Market Impact: Major stocks linked to cryptocurrency, such as Circle and Robinhood, saw significant pre-market declines, with Circle's shares falling over 6% and Robinhood's by about 5.8%.
Retail Sentiment: Retail sentiment around Bitcoin remained bullish despite the price drop, while sentiment for other digital asset platforms like Hood and Core Scientific was bearish.
Geopolitical Tensions: The U.S. military's ongoing conflict with Iran has contributed to market volatility, with President Trump indicating the conflict could last longer than initially expected.
Damage to Iran's Nuclear Facility: The International Atomic Energy Agency confirmed that Iran's Natanz nuclear enrichment facility has sustained damage following recent strikes by the United States and Israel.
UN Monitoring: The United Nations nuclear watchdog reported that the entrance buildings of Iran's underground Natanz Fuel Enrichment Plant have experienced some damage, but no additional impacts were detected at the facility itself.
US Preparedness: President Donald Trump stated that the U.S. is prepared to take whatever actions necessary to achieve its objectives regarding Iran.
Ongoing Developments: The situation continues to evolve, with updates available through various news channels and platforms.

Impact of Iran Conflict on Oil Prices: Former Treasury Secretary Janet Yellen indicated that the ongoing conflict in Iran could lead to elevated oil prices, affecting both U.S. economic growth and inflationary pressures.
Federal Reserve's Response to Inflation: Yellen noted that the situation may complicate the Federal Reserve's efforts, making them more hesitant to cut interest rates due to rising inflation concerns.
Market Reactions: U.S. equities showed mixed results, with the S&P 500 ETF slightly up, while other indices experienced minor fluctuations, reflecting investor sentiment amid the geopolitical tensions.
Inflation Concerns: Inflation remains a significant topic in the market, with Federal Reserve officials expressing worries and suggesting potential interest rate increases to combat rising inflation rates.

U.S. Mission in Iran: President Donald Trump reaffirmed the U.S. commitment to its mission in Iran, emphasizing the need to continue operations in memory of fallen troops and to combat the threats posed by the Iranian regime.
Military Strength: Trump highlighted that the U.S. possesses the strongest military in the world, capable of extending its operations beyond the initially projected timeline of five weeks for the Iran mission.
Market Reactions: On the day of Trump's statements, U.S. equities showed mixed results, with the S&P 500 ETF slightly down, while other ETFs experienced minor gains and losses.
Retail Sentiment: Retail sentiment around the S&P 500 ETF was noted to be in a "bullish" territory, indicating a generally positive outlook among investors despite the mixed market performance.

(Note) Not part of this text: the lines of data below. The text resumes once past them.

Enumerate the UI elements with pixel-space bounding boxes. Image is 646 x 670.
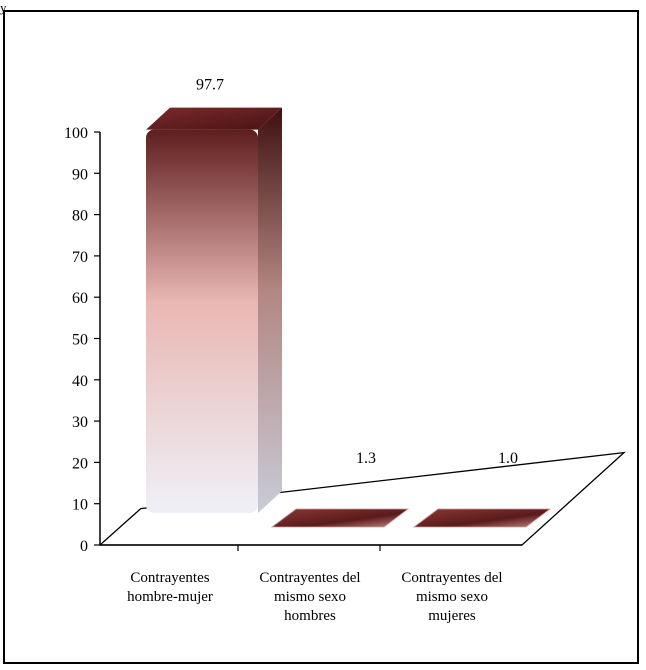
y-tick-label: 50 — [72, 332, 88, 349]
bar-slab — [412, 508, 552, 528]
x-category-label: Contrayentes hombre-mujer — [127, 570, 213, 605]
y-tick-label: 60 — [72, 290, 88, 307]
y-tick-label: 70 — [72, 249, 88, 266]
x-category-label-line: hombre-mujer — [127, 589, 213, 605]
data-label: 1.0 — [498, 450, 518, 467]
y-axis: 0 10 20 30 40 50 60 70 80 90 100 — [64, 125, 522, 555]
x-category-label-line: mujeres — [428, 608, 476, 624]
chart-frame — [3, 10, 639, 664]
bar-0 — [146, 107, 282, 514]
x-category-label-line: mismo sexo — [274, 589, 346, 605]
x-category-label-line: Contrayentes del — [401, 570, 502, 586]
y-tick-label: 30 — [72, 414, 88, 431]
x-category-label-line: Contrayentes del — [259, 570, 360, 586]
y-tick-label: 0 — [80, 538, 88, 555]
bar-top — [146, 107, 282, 130]
x-category-label: Contrayentes del mismo sexo hombres — [259, 570, 360, 624]
x-category-label: Contrayentes del mismo sexo mujeres — [401, 570, 502, 624]
bar-2 — [412, 508, 552, 528]
y-tick-label: 80 — [72, 208, 88, 225]
bars — [146, 107, 552, 528]
bar-side — [258, 107, 282, 514]
data-label: 97.7 — [196, 77, 224, 94]
bar-1 — [270, 508, 410, 528]
y-tick-label: 90 — [72, 166, 88, 183]
x-category-label-line: Contrayentes — [130, 570, 209, 586]
y-tick-label: 100 — [64, 125, 88, 142]
bar-front — [146, 129, 258, 513]
data-label: 1.3 — [356, 450, 376, 467]
y-tick-label: 40 — [72, 373, 88, 390]
header-fragment: y — [0, 0, 7, 15]
x-category-label-line: mismo sexo — [416, 589, 488, 605]
bar-slab — [270, 508, 410, 528]
y-tick-label: 10 — [72, 497, 88, 514]
labels: 97.71.3 1.0Contrayenteshombre-mujerContra… — [127, 77, 518, 624]
y-tick-label: 20 — [72, 455, 88, 472]
x-category-label-line: hombres — [284, 608, 336, 624]
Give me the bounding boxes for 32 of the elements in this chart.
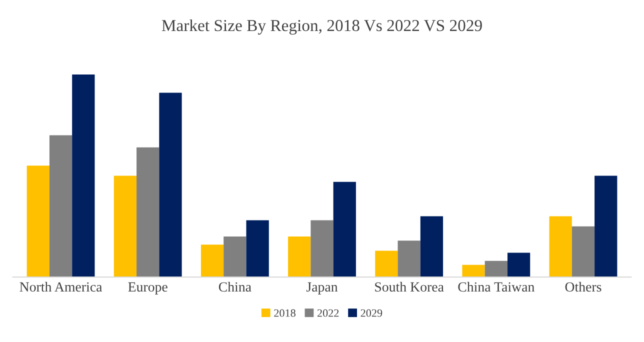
chart-title: Market Size By Region, 2018 Vs 2022 VS 2029 [162, 19, 482, 35]
bar [246, 220, 269, 278]
bar [484, 260, 508, 278]
bar [549, 216, 572, 278]
bar [200, 244, 224, 278]
bar [159, 92, 182, 278]
bar [572, 226, 595, 278]
x-tick-label: China [218, 282, 252, 292]
bar [72, 74, 95, 278]
bar [333, 182, 356, 278]
legend-label: 2018 [274, 309, 296, 317]
legend-label: 2029 [360, 309, 382, 317]
bar [114, 176, 137, 278]
bar [462, 264, 485, 278]
bar [420, 216, 444, 278]
bar [26, 166, 50, 278]
x-tick-label: China Taiwan [458, 282, 534, 292]
bar [594, 176, 618, 278]
x-tick-label: South Korea [375, 282, 444, 292]
bar [375, 250, 398, 278]
bar [310, 220, 334, 278]
x-tick-label: Others [565, 282, 602, 292]
x-tick-label: Japan [306, 282, 338, 294]
bar [224, 236, 246, 278]
bar [398, 240, 420, 278]
bar [288, 236, 311, 278]
bar [136, 147, 160, 278]
bar [507, 252, 530, 278]
x-tick-label: Europe [128, 282, 168, 294]
bar [49, 135, 72, 278]
x-tick-label: North America [20, 282, 102, 292]
legend-label: 2022 [317, 309, 339, 317]
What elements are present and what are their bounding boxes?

Oil Price Predictions: Analysts from J.P. Morgan and UBS suggest that while current crude oil prices may rise due to geopolitical tensions, any significant increases could be temporary due to excess supply. They warn that a U.S.-Israel-Iran conflict could push prices to $100 or even $140 per barrel in worst-case scenarios.
Investment Opportunities: Amidst the volatility in oil prices, J.P. Morgan's analyst recommends that investors consider buying into market dips, viewing the current geopolitical tensions as a potential opportunity for investment rather than a long-term risk.
Market Reactions: U.S. equities experienced declines, with major ETFs tracking the S&P 500 and other indices showing negative performance. Retail sentiment around the S&P 500 ETF remains bullish despite these declines.
Geopolitical Context: The ongoing conflict in the Middle East is expected to create temporary disruptions in oil supply, but analysts believe that the fundamental need for oil infrastructure will remain intact, leading to a potential refocus on positive global economic fundamentals in the future.